I owe it to my mother, who’d ride the bus and make up stories about the other passengers. She’d also ask real-life people impertinent questions (“So, did they shack up?”) and no one ever seemed offended. And so, after I got the Ph. D. and a day job as a literary critic, I really wanted to know what had happened to Grace Metalious, author of the scandalous novel Peyton Place (1956), the beloved dirty book of my youth. I was also sure there were real-life passions that had revved up Kate Chopin to write The Awakening (1899). Surely she was much more than a devoted widow, as her first biographer had claimed? (He was a priest.)

I wrote to Chopin’s descendants (she died in 1904) and Metalious’s family (she died in 1964). I found friends and descendants of friends—and everyone wanted to meet with me to tell their stories. I learned about the authors’ lovers, enemies, and enormous ambitions. Kate Chopin had at least one illicit affair, and Grace Metalious several. They were ambivalent about children, sometimes “unfeminine,” sometimes too flirtatious with other women’s husbands. But my sources were the ones who were really living in Peyton Place.

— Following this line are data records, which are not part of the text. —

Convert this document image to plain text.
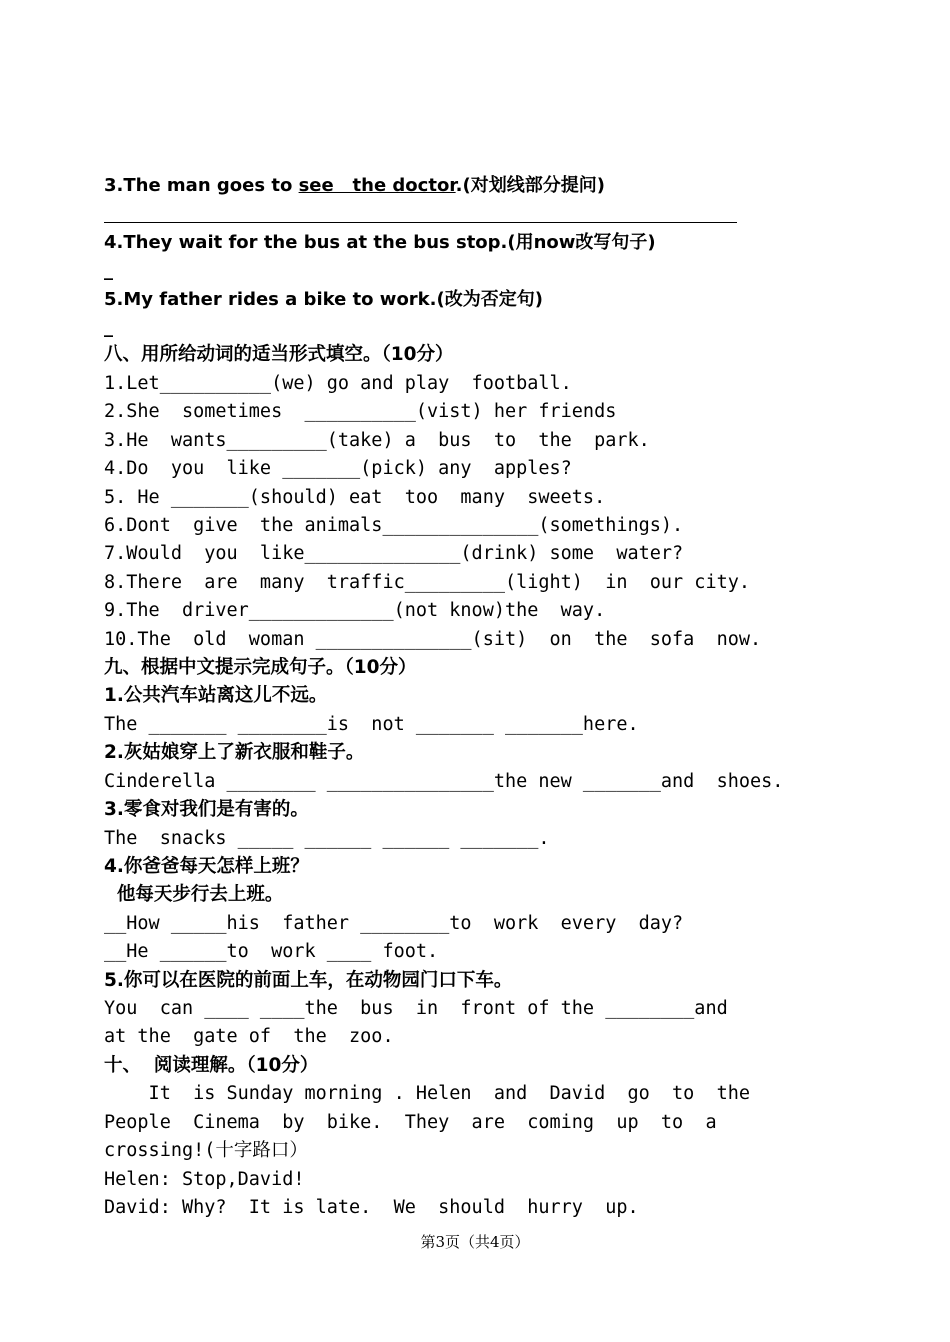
3.The man goes to see   the doctor.(对划线部分提问)
4.They wait for the bus at the bus stop.(用now改写句子)
_
5.My father rides a bike to work.(改为否定句)
_
八、用所给动词的适当形式填空。（10分）
1.Let__________(we) go and play  football.
2.She  sometimes  __________(vist) her friends
3.He  wants_________(take) a  bus  to  the  park.
4.Do  you  like _______(pick) any  apples?
5. He _______(should) eat  too  many  sweets.
6.Dont  give  the animals______________(somethings).
7.Would  you  like______________(drink) some  water?
8.There  are  many  traffic_________(light)  in  our city.
9.The  driver_____________(not know)the  way.
10.The  old  woman ______________(sit)  on  the  sofa  now.
九、根据中文提示完成句子。（10分）
1.公共汽车站离这儿不远。
The _______ ________is  not _______ _______here.
2.灰姑娘穿上了新衣服和鞋子。
Cinderella ________ _______________the new _______and  shoes.
3.零食对我们是有害的。
The  snacks _____ ______ ______ _______.
4.你爸爸每天怎样上班？
他每天步行去上班。
__How _____his  father ________to  work  every  day?
__He ______to  work ____ foot.
5.你可以在医院的前面上车，在动物园门口下车。
You  can ____ ____the  bus  in  front of the ________and
at the  gate of  the  zoo.
十、  阅读理解。（10分）
It  is Sunday morning . Helen  and  David  go  to  the
People  Cinema  by  bike.  They  are  coming  up  to  a
crossing!(十字路口）
Helen: Stop,David!
David: Why?  It is late.  We  should  hurry  up.
第3页（共4页）
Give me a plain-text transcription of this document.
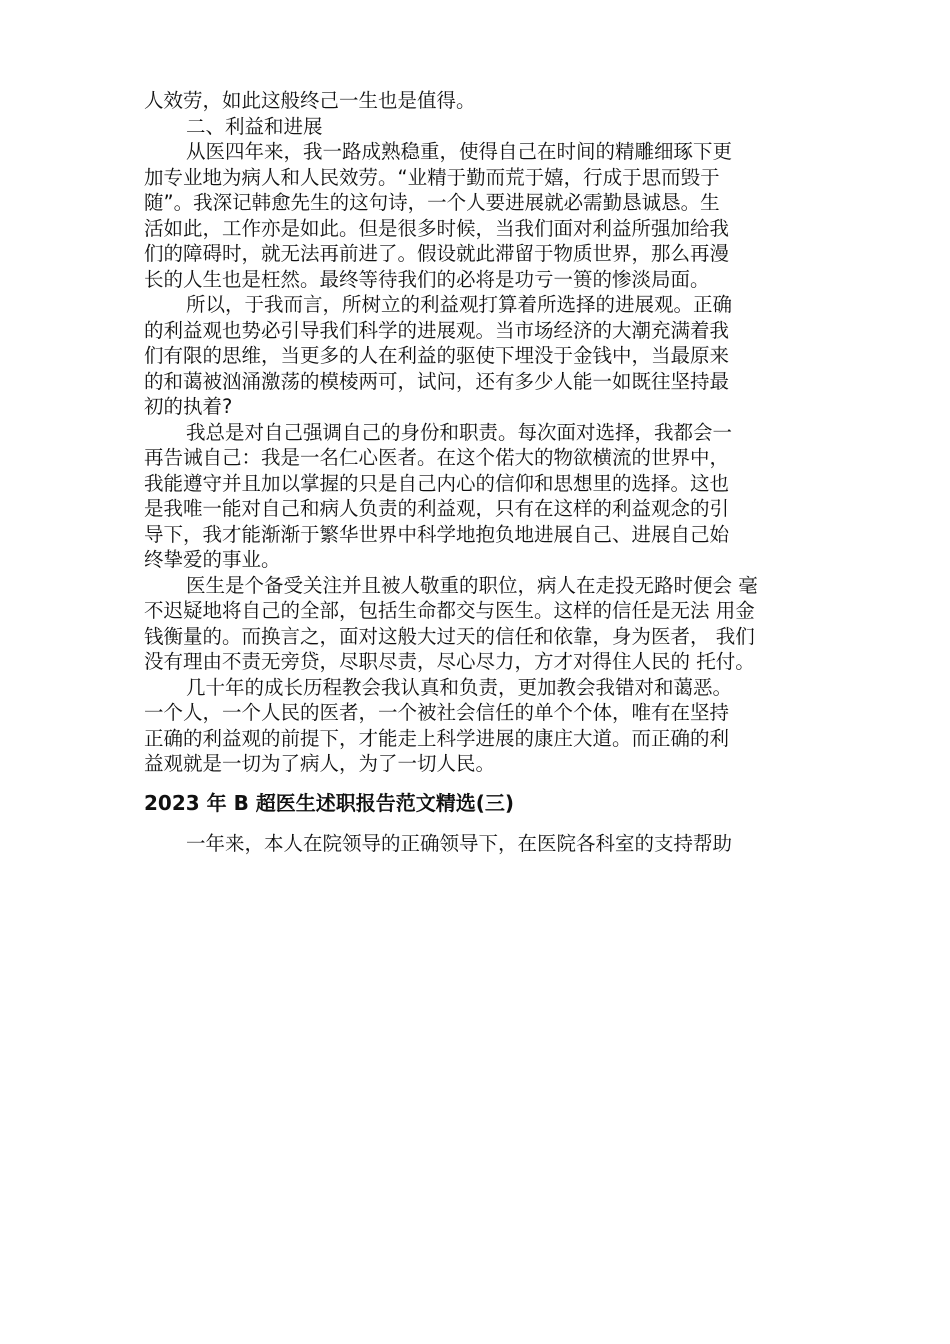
人效劳，如此这般终己一生也是值得。
二、利益和进展
从医四年来，我一路成熟稳重，使得自己在时间的精雕细琢下更
加专业地为病人和人民效劳。“业精于勤而荒于嬉，行成于思而毁于
随”。我深记韩愈先生的这句诗，一个人要进展就必需勤恳诚恳。生
活如此，工作亦是如此。但是很多时候，当我们面对利益所强加给我
们的障碍时，就无法再前进了。假设就此滞留于物质世界，那么再漫
长的人生也是枉然。最终等待我们的必将是功亏一篑的惨淡局面。
所以，于我而言，所树立的利益观打算着所选择的进展观。正确
的利益观也势必引导我们科学的进展观。当市场经济的大潮充满着我
们有限的思维，当更多的人在利益的驱使下埋没于金钱中，当最原来
的和蔼被汹涌激荡的模棱两可，试问，还有多少人能一如既往坚持最
初的执着?
我总是对自己强调自己的身份和职责。每次面对选择，我都会一
再告诫自己：我是一名仁心医者。在这个偌大的物欲横流的世界中，
我能遵守并且加以掌握的只是自己内心的信仰和思想里的选择。这也
是我唯一能对自己和病人负责的利益观，只有在这样的利益观念的引
导下，我才能渐渐于繁华世界中科学地抱负地进展自己、进展自己始
终挚爱的事业。
医生是个备受关注并且被人敬重的职位，病人在走投无路时便会 毫
不迟疑地将自己的全部，包括生命都交与医生。这样的信任是无法 用金
钱衡量的。而换言之，面对这般大过天的信任和依靠，身为医者， 我们
没有理由不责无旁贷，尽职尽责，尽心尽力，方才对得住人民的 托付。
几十年的成长历程教会我认真和负责，更加教会我错对和蔼恶。
一个人，一个人民的医者，一个被社会信任的单个个体，唯有在坚持
正确的利益观的前提下，才能走上科学进展的康庄大道。而正确的利
益观就是一切为了病人，为了一切人民。
2023 年 B 超医生述职报告范文精选(三)
一年来，本人在院领导的正确领导下，在医院各科室的支持帮助
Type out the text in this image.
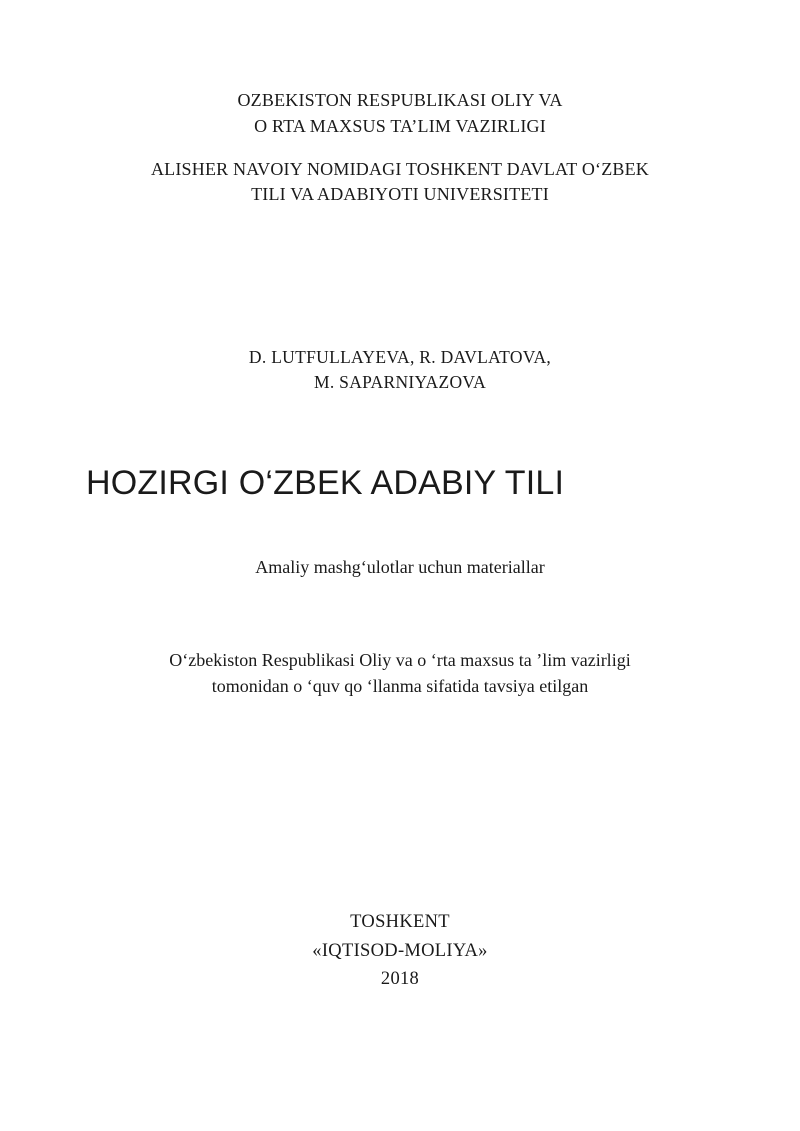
OZBEKISTON RESPUBLIKASI OLIY VA

O RTA MAXSUS TA’LIM VAZIRLIGI

ALISHER NAVOIY NOMIDAGI TOSHKENT DAVLAT O‘ZBEK

TILI VA ADABIYOTI UNIVERSITETI

D. LUTFULLAYEVA, R. DAVLATOVA,

M. SAPARNIYAZOVA

HOZIRGI O‘ZBEK ADABIY TILI

Amaliy mashg‘ulotlar uchun materiallar

O‘zbekiston Respublikasi Oliy va o ‘rta maxsus ta ’lim vazirligi

tomonidan o ‘quv qo ‘llanma sifatida tavsiya etilgan

TOSHKENT

«IQTISOD-MOLIYA»

2018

The people I interviewed, in Louisiana and New England, raced through what they knew of Chopin or Metalious. Then they rolled out the local news: who’d been sneaking down the lanes to meet whom, and murders disguised as accidents, and young men who weren’t straight, and addled children kept in the attic. There was the husband who brought his mistress into his bedroom and exiled his wife to the dog house. No one seemed to worry about whether I’d publish any of this. They knew it wasn’t part of my story, and this is the first time I’ve mentioned most of it.

I also know why, as a biographer, I got so much. It wasn’t my impertinent questions, but my following the advice Kate O’Flaherty (Chopin) wrote at 19 in her diary: Look “interested and entertained. Lead your antagonist to talk about himself--he will not enter reluctantly upon the subject I assure you—and twenty to one—he will report you as one of the most entertaining and intelligent persons.”

It works for me.

Emily Toth is the author of three published biographies: Inside Peyton Place: the Life of Grace Metalious; Kate Chopin: a Life of the Author of “The Awakening”; and Unveiling Kate Chopin.